Pour qu’un vice caché soit reconnu, la loi (Code civil – Article 1641) se réfère à trois conditions :

• Le vice caché doit exister au moment de l’achat pour considérer l’acquéreur lésé et que celui-ci soit en droit de réclamer réparation (financière ou matérielle).
• Comme sa dénomination l’indique, il doit être caché. Autrement dit, il n’est pas apparent. En clair, on ne peut pas le déceler sans une expertise ou un contrôle approfondi.
• Il rend le bien impropre à son occupation ou à toute autre utilisation dont le potentiel est fortement diminué et dévalorisé à la suite du vice caché.

Si ces éléments sont réunis, le vice caché provoque un vice de consentement susceptible d’entraîner la nullité du contrat de vente et, par conséquent, l’annulation de l’achat. Attention à ne pas le confondre avec un vice dissimulé qui, lui, met en cause une nuisance volontaire de l’ancien propriétaire.

 

Les différents vices cachés d’un bien immobilier

Les vices cachés peuvent provenir de nombreuses situations. Ils concernent aussi bien l’intérieur du logement que le terrain de la propriété. De même, les équipements propres à l’occupation saine des lieux entrent en ligne de compte. Ainsi, on retrouve une grande disparité dans la nature des vices cachés. Parmi les plus courants, on trouve:

• une infestation de termites non déclarée et non traitée ;

• un chauffage hors d’usage ;

• des problèmes d’humidité dus à un défaut d’étanchéité ;

• le sous-sol du terrain pollué ;

• la charpente d’une toiture en mauvais état ;

• les fondations fragilisées ou défectueuses…

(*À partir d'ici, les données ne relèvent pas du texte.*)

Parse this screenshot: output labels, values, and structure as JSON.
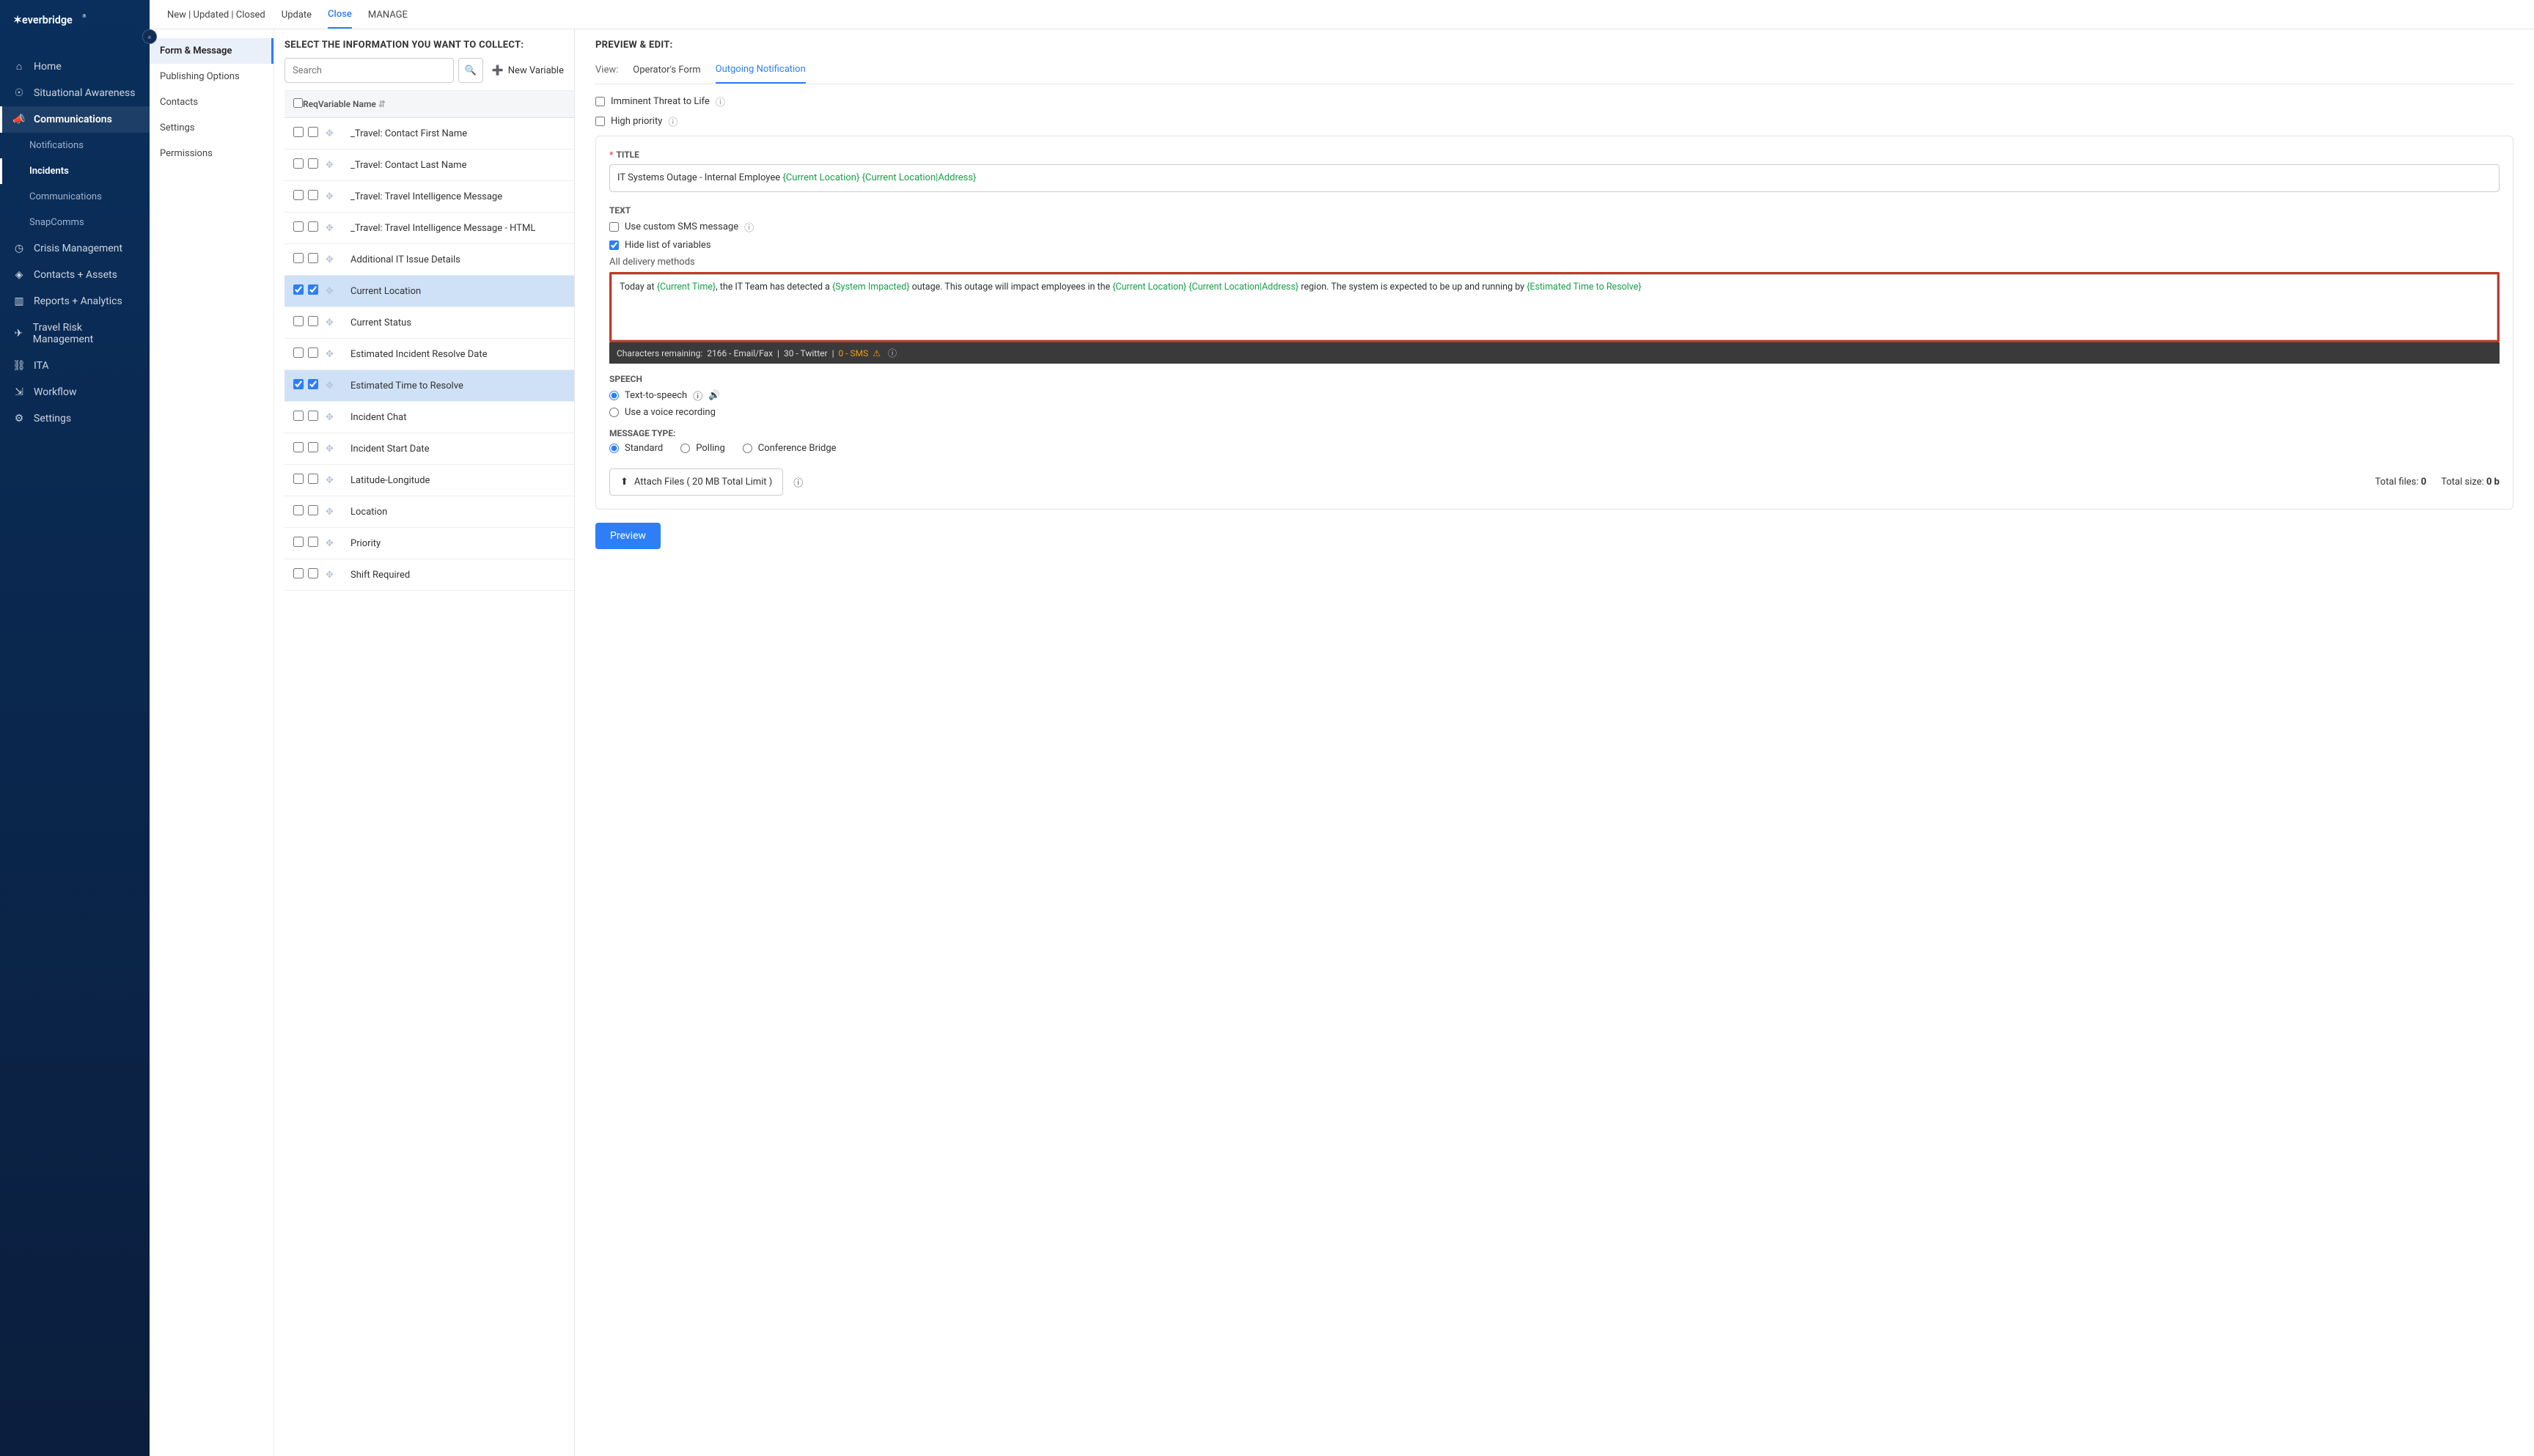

Le vice caché peut donc se présenter sous forme d’une malfaçon, d’un défaut d’entretien, d’un dysfonctionnement lié à l’équipement domestique, d’un état vétuste ou encore d’une dégradation matérielle avancée.

 

Quel recours en cas de vice caché avéré ?

Fort heureusement, la loi prévoit un recours légal pour l’acquéreur. Il peut ainsi bénéficier de la garantie des vices cachés sous certaines conditions.

Après avoir apporté la preuve du vice caché, il possède un délai de deux ans pour engager une procédure auprès du tribunal de grande instance. Pour réparer le préjudice, deux possibilités de dédommagement sont envisageables.

La première autorise l’annulation de la vente, la restitution du bien et le remboursement intégral de son investissement.

Cela inclut les frais divers générés par la transaction. La seconde solution consiste à conserver le bien tout en renégociant son prix d’achat. La présence d’un avocat est donc recommandée pour se faire accompagner lors des procédures judiciaires et des expertises.